M. [E] [M], né le 3 octobre 1977, a été engagé par la société Pyramide Immobilier France par contrat de travail à durée indéterminée en date du 1er mars 2021 en qualité d'architecte d'opération moyennant une rémunération mensuelle moyenne brute de 3 600 euros.
Le contrat de travail prévoyait une période d'essai de trois mois renouvelable une fois.
Par courrier du 8 avril 2021, la société Pyramide Immobilier France a renouvelé la période d'essai de M. [M] jusqu'au 31 août 2021.
Le 23 avril 2021, la société Pyramide Immobilier France a mis fin à la période d'essai de M. [M].
M. [M] s'est alors vu remettre un certificat de travail et un solde de tout compte visant les sommes de 3 357,82 euros à titre de salaire brut pour le mois d'avril et de 576 euros à titre d'indemnité compensatrice de congés payés.
Malgré plusieurs relances et mises en demeure en date des 17 et 28 mai 2021, M. [M] n'a pas perçu ces sommes.
Par ailleurs, par courrier du 29 avril 2021, M. [M] a été destinataire d'une attestation Pôle emploi mentionnant une absence de préavis.
Par requête reçue au greffe le 18 juin 2021, M. [M] a saisi la formation de référé du conseil de prud'hommes de Nanterre aux fins de solliciter le paiement de son solde de tout compte ainsi que diverses sommes indemnitaires.
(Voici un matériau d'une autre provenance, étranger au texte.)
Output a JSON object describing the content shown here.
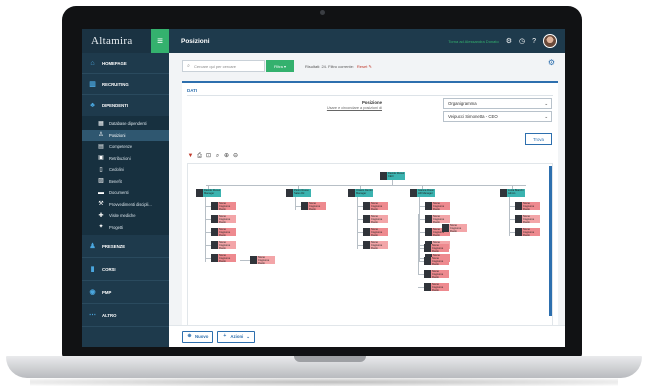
{
  "app": {
    "brand": "Altamira",
    "page_title": "Posizioni",
    "user_link": "Torna ad Alessandra Donato"
  },
  "sidebar": {
    "items": [
      {
        "label": "HOMEPAGE",
        "icon": "home-icon"
      },
      {
        "label": "RECRUITING",
        "icon": "bar-chart-icon"
      },
      {
        "label": "DIPENDENTI",
        "icon": "people-icon"
      }
    ],
    "sub_items": [
      {
        "label": "Database dipendenti",
        "icon": "grid-icon"
      },
      {
        "label": "Posizioni",
        "icon": "org-chart-icon"
      },
      {
        "label": "Competenze",
        "icon": "list-icon"
      },
      {
        "label": "Retribuzioni",
        "icon": "wallet-icon"
      },
      {
        "label": "Cedolini",
        "icon": "document-icon"
      },
      {
        "label": "Benefit",
        "icon": "gift-icon"
      },
      {
        "label": "Documenti",
        "icon": "folder-icon"
      },
      {
        "label": "Provvedimenti discipli...",
        "icon": "gavel-icon"
      },
      {
        "label": "Visite mediche",
        "icon": "medical-icon"
      },
      {
        "label": "Progetti",
        "icon": "lightbulb-icon"
      }
    ],
    "bottom_items": [
      {
        "label": "PRESENZE",
        "icon": "clock-people-icon"
      },
      {
        "label": "CORSI",
        "icon": "book-icon"
      },
      {
        "label": "PMP",
        "icon": "target-icon"
      },
      {
        "label": "ALTRO",
        "icon": "more-icon"
      }
    ]
  },
  "toolbar": {
    "search_placeholder": "Cercare qui per cercare",
    "filter_label": "Filtra",
    "results_text": "Risultati: 24. Filtro corrente:",
    "reset_label": "Reset"
  },
  "panel": {
    "title": "DATI",
    "position_label": "Posizione",
    "position_hint": "Usare e circondare a posizioni di",
    "select_view": "Organigramma",
    "select_person": "Veipucci Simonetta - CEO",
    "find_label": "Trova"
  },
  "bottom": {
    "new_label": "Nuovo",
    "actions_label": "Azioni"
  },
  "org_nodes": {
    "root": "Davide Russo CEO",
    "heads": [
      "Davide Russo Manager",
      "Pietro Russo Sales Dir.",
      "Ottavio Dentro Manager",
      "Gianna Rossi HR Manager",
      "Lucia Bianchi Admin"
    ],
    "child": "Nome Cognome Ruolo"
  },
  "colors": {
    "sidebar_bg": "#1e3a4c",
    "accent_green": "#34b16e",
    "accent_blue": "#2d6fae",
    "node_teal": "#3bb3b0",
    "node_pink": "#ee8a8f"
  }
}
Par ordonnance rendue le 9 septembre 2021, le conseil de prud'hommes de Nanterre a :
- dit qu'il y a lieu à référé sur les demandes formulées par M. [M],
- ordonné à la société Pyramide Immobilier France de verser, à titre provisionnel, à M. [M] :
. 3 357,82 euros brut au titre du salaire du mois d'avril 2021,
. 567 euros au titre des congés payés,
. 1 661,50 euros au titre du délai de prévenance,
. 2 000 euros à titre de dommages et intérêts en réparation du préjudice subi du fait de la résistance abusive de la société Pyramide immobilier France,
. 2 000 euros au titre de l'article 700 du code de procédure civile,
- dit que les créances salariales porteront intérêts au taux légal à compter de la réception par l'employeur de sa convocation devant la formation de référé du conseil de prud'hommes tandis que les créances indemnitaires porteront intérêt au taux légal à compter du 14 septembre 2021,
- ordonné la remise des bulletins de paye correspondant au reçu pour solde de tout compte sous astreinte de 50 euros par jour à compter de la notification de cette ordonnance,
- rappelé que l'ordonnance est exécutoire de droit et que le délai d'appel est de 15 jours,
- mis les entiers dépens à la charge de la société Pyramide immobilier France, y compris l'éventuelle exécution forcée par voie d'huissier.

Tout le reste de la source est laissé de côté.